How to Cook Dried Beans (and freeze them for later)
1 cup dried beans = 3 cups cooked beans


  • Beans
  • Water


  1. Sort through and rinse the beans: Place them in a large colander and look for any loose skins, shriveled beans or anything that looks like a small stone. Then rinse the beans, swish around a bit, drain, and transfer to the soaking/cooking pot.
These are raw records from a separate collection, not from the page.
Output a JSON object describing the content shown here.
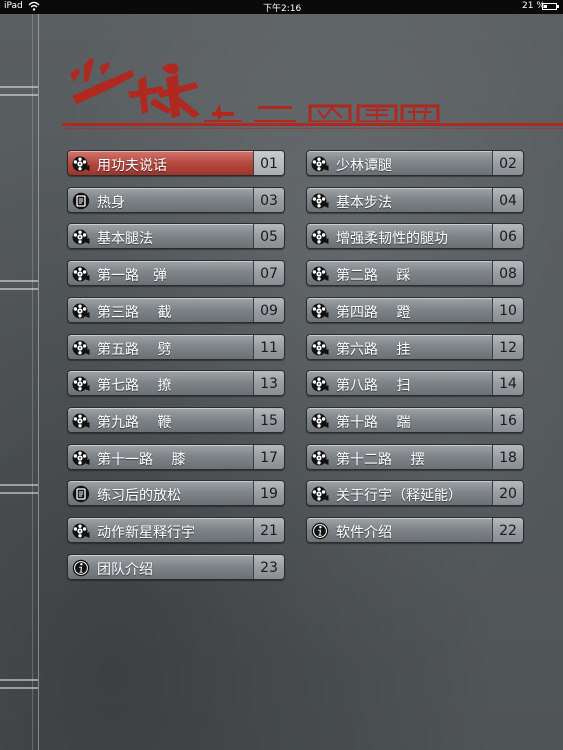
{
  "status_bar": {
    "device": "iPad",
    "time": "下午2:16",
    "battery": "21 %"
  },
  "header": {
    "logo_text": "少林十二路谭腿",
    "accent_color": "#b0281f"
  },
  "menu": [
    {
      "label": "用功夫说话",
      "number": "01",
      "icon": "film-reel-icon",
      "active": true
    },
    {
      "label": "少林谭腿",
      "number": "02",
      "icon": "film-reel-icon"
    },
    {
      "label": "热身",
      "number": "03",
      "icon": "document-icon"
    },
    {
      "label": "基本步法",
      "number": "04",
      "icon": "film-reel-icon"
    },
    {
      "label": "基本腿法",
      "number": "05",
      "icon": "film-reel-icon"
    },
    {
      "label": "增强柔韧性的腿功",
      "number": "06",
      "icon": "film-reel-icon"
    },
    {
      "label": "第一路　弹",
      "number": "07",
      "icon": "film-reel-icon"
    },
    {
      "label": "第二路　 踩",
      "number": "08",
      "icon": "film-reel-icon"
    },
    {
      "label": "第三路　 截",
      "number": "09",
      "icon": "film-reel-icon"
    },
    {
      "label": "第四路　 蹬",
      "number": "10",
      "icon": "film-reel-icon"
    },
    {
      "label": "第五路　 劈",
      "number": "11",
      "icon": "film-reel-icon"
    },
    {
      "label": "第六路　 挂",
      "number": "12",
      "icon": "film-reel-icon"
    },
    {
      "label": "第七路　 撩",
      "number": "13",
      "icon": "film-reel-icon"
    },
    {
      "label": "第八路　 扫",
      "number": "14",
      "icon": "film-reel-icon"
    },
    {
      "label": "第九路　 鞭",
      "number": "15",
      "icon": "film-reel-icon"
    },
    {
      "label": "第十路　 踹",
      "number": "16",
      "icon": "film-reel-icon"
    },
    {
      "label": "第十一路　 膝",
      "number": "17",
      "icon": "film-reel-icon"
    },
    {
      "label": "第十二路　 摆",
      "number": "18",
      "icon": "film-reel-icon"
    },
    {
      "label": "练习后的放松",
      "number": "19",
      "icon": "document-icon"
    },
    {
      "label": "关于行宇（释延能）",
      "number": "20",
      "icon": "film-reel-icon"
    },
    {
      "label": "动作新星释行宇",
      "number": "21",
      "icon": "film-reel-icon"
    },
    {
      "label": "软件介绍",
      "number": "22",
      "icon": "info-icon"
    },
    {
      "label": "团队介绍",
      "number": "23",
      "icon": "info-icon"
    }
  ]
}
  2. Soak the beans (there are two good options): First, add water to cover the beans by at least two inches. Cover and let stand overnight or up to 24 hours, refrigerating if the kitchen is very warm. Drain well and discard the soaking liquid and give the beans another quick rinse. Alternatively, for a quick soak, bring the pot of water-covered beans to a boil over high heat. Boil for 2 minutes, remove from the heat, and let stand for 1 hour (it’s ok to let the beans sit for an extra hour or two). Drain as with the first method.
  3. Cook the beans: Add fresh water to cover the beans by two or three inches, and bring to a boil over high heat. Do not add salt or oil. This can lead to either tough or mushy beans. Reduce the heat to a simmer, cover the pot with the lid, and simmer according to the cooking time specified for the bean you are using. This could take 30 to 60 minutes or more. (The orca beans in the picture took exactly 60 minutes for me.) Older beans sometimes require longer cooking time. To be safe, occasionally taste a bean as you near the end of the cooking time. You want the beans to be tender but not mushy.
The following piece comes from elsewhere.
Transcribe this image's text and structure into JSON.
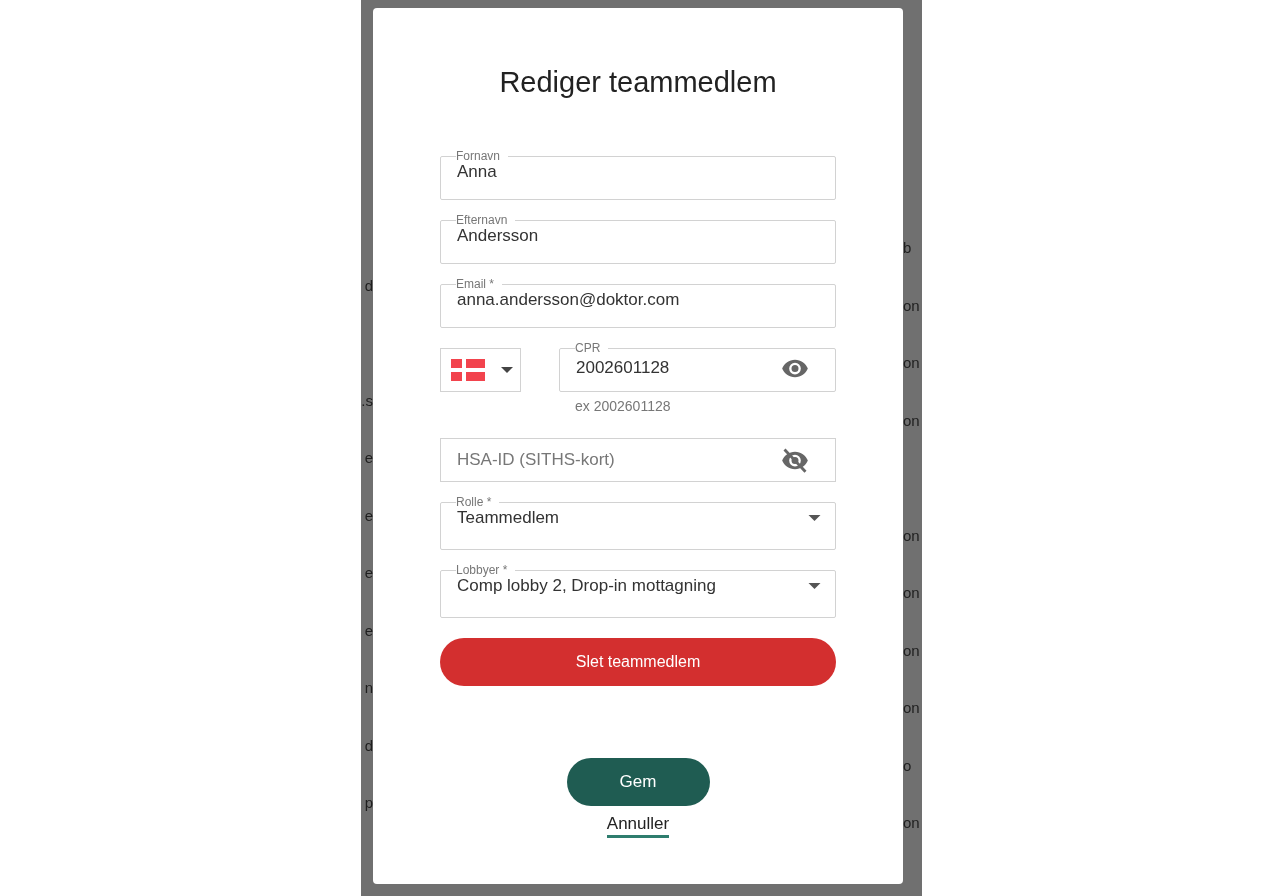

  4. Cool the beans: When the beans are cooked to your liking, drain them and rinse a few times with cool water to stop the cooking process. Drain well and cool throughly. I think food freezes better when thoroughly cooled first–no steam that will create ice crystals. It’s fine to cover and refrigerate the beans for several hours or overnight and package later.
  5. Storing the beans: For the equivalent of a 15.5-ounce can, measure 1 ½ cups of the cooked and cooled beans into a freezer-safe container or bag. Label with the date, type of bean, and amount. Frozen beans may be added directly to soups and stews; the hot liquid will thaw them quickly. When it’s necessary to start with thawed beans, allow the frozen beans to thaw overnight or place a sealed bag of beans in warm water to thaw more quickly. Cooked beans may be stored in the freezer for approximately 6 months.


  • One (15.5-ounce) can of drained beans is the equivalent of 1 ½ cups of cooked beans. One pound of dry beans equals two cups, and each cup of dry beans will yield three cups of cooked beans. So, a typical one-pound bag will yield roughly six cups of cooked beans.